La population carcérale était de 12 910 détenus au 31 décembre 2023 pour les 37 prisons que compte le pays, alors que ces établissements ne disposent que d’un plafond budgétaire pour 10 905, soit un gap de 2005 places, représentant 15, 53%, à combler. Parmi les 12 910 prisonniers, 5450 sont des condamnés, soit 42, 21%, et 7470 sont en détention provisoire, soit 57, 86%. A la fin de l’année 2023, 11 929 infractions ont été constatées par la Police nationale et 7781 personnes déférées devant le Parquet dont 314 étrangers, pour diverses infractions. Ces chiffres montrent le potentiel de personnes susceptibles d’être exposées à des violations de leurs droits, notamment celui de ne pas faire l’objet de traitements inhumains ou dégradants dans les lieux de privation de liberté. Pour se pencher sur la question, l’Observatoire national des lieux de privation de liberté (Onlp) a tenu, à Saly, un atelier de renforcement de capacités des magistrats, des officiers de Police judiciaire, des avocats et des médecins légistes au niveau des frontières terrestres sur les instruments internationaux de prévention de la torture et le mandat de l’Onlpl.Par Alioune Badara CISS (Correspondant) –
Selon Madiaw Diaw, magistrat, Observateur national des lieux de privation de liberté (Onlp), l’objectif, c’est d’appeler à une plus grande vigilance par rapport à la gestion des flux de personnes au niveau des frontières pour mieux les traiter, mieux prendre soin d’elles, veiller au respect de leurs droits, le tout pour une bonne application de la loi.

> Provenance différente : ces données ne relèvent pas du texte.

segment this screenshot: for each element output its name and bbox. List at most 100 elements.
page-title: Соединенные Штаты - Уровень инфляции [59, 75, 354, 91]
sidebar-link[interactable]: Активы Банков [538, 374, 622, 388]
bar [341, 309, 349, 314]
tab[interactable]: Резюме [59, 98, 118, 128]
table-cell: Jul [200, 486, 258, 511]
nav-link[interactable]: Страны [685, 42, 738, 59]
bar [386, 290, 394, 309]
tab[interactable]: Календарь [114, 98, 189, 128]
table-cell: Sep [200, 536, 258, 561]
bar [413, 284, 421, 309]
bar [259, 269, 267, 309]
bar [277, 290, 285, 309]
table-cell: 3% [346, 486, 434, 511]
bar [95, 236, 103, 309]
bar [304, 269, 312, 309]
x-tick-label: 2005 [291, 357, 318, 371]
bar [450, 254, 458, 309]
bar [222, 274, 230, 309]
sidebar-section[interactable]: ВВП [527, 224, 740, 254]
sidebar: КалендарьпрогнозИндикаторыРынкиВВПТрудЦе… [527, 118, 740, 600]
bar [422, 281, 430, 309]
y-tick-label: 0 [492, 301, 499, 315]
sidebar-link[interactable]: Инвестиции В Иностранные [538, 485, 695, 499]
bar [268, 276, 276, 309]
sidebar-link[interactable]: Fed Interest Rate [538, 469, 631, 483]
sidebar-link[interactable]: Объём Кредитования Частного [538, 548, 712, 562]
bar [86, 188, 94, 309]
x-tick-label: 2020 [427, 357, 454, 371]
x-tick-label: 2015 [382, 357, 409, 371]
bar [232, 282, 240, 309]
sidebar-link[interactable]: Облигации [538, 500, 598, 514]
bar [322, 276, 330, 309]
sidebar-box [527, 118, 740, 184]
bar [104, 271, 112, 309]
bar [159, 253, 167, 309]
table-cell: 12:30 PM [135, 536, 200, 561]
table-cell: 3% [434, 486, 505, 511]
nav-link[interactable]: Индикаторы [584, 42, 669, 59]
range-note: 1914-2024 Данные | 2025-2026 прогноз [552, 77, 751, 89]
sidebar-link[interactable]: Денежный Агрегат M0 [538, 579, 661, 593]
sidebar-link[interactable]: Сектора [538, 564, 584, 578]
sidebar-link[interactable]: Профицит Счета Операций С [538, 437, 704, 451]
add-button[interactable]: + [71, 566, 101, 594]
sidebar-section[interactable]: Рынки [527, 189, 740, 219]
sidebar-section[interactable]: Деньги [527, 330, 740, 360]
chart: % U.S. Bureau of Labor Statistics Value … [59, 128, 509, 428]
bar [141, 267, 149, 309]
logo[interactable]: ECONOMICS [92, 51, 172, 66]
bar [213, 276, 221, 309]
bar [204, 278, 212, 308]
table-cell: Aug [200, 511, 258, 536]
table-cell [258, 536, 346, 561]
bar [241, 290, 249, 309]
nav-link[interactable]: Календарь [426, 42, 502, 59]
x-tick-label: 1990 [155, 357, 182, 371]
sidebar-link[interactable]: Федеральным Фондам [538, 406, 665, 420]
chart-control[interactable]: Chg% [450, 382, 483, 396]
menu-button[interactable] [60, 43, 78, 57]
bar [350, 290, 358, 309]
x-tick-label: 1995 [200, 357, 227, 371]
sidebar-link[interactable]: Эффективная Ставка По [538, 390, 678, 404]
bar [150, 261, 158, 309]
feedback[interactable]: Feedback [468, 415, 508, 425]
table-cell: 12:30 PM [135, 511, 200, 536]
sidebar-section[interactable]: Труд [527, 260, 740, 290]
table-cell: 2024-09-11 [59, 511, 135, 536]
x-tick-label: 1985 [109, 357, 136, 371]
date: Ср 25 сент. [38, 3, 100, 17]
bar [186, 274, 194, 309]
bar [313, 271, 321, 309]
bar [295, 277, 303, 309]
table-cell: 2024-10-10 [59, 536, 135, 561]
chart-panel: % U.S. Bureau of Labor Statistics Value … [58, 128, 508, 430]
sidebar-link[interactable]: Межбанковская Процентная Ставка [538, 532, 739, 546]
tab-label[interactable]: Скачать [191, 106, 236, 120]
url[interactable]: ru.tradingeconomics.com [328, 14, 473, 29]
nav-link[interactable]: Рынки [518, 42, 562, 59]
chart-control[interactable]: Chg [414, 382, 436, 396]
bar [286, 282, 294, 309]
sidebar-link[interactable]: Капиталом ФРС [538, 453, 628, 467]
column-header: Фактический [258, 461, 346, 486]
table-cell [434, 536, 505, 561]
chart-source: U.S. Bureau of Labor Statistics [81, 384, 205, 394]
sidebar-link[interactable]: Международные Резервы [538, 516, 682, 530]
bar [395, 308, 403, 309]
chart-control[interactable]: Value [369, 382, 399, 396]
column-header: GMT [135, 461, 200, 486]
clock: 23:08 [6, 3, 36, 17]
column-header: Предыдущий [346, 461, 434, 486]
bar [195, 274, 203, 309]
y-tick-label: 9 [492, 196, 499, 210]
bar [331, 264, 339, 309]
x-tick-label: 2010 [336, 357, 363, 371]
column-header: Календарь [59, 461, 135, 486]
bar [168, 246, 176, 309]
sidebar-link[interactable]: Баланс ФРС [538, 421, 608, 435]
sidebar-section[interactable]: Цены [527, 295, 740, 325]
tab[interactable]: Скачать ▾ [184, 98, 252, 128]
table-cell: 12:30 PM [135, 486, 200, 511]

Appuyé par la Rencontre africaine des droits de l’Homme (Raddho), Madiaw Diaw a indiqué que la torture obéit à une définition très stricte. «D’abord la gravité des sévices, mais également la personne qui est à l’origine de ces sévices, et enfin le résultat obtenu. Quand on fait de la torture, c’est parce qu’on veut soutirer des aveux, obtenir un avantage ou autre. Mais, il faut que ça provienne d’un officier de Police judiciaire de manière générale. Autrement dit, d’une autorité chargée de veiller à l’application de la loi. Si ces conditions ne sont pas réunies, on ne peut pas parler de torture, parce que ce sont des conditions cumulatives, et quand les juges vous parlent de ça, c’est qu’aucune d’entre elles ne suffit à elle seule pour constituer l’infraction. Il faut la présence de tous les trois éléments», a déclaré Madiaw Diaw.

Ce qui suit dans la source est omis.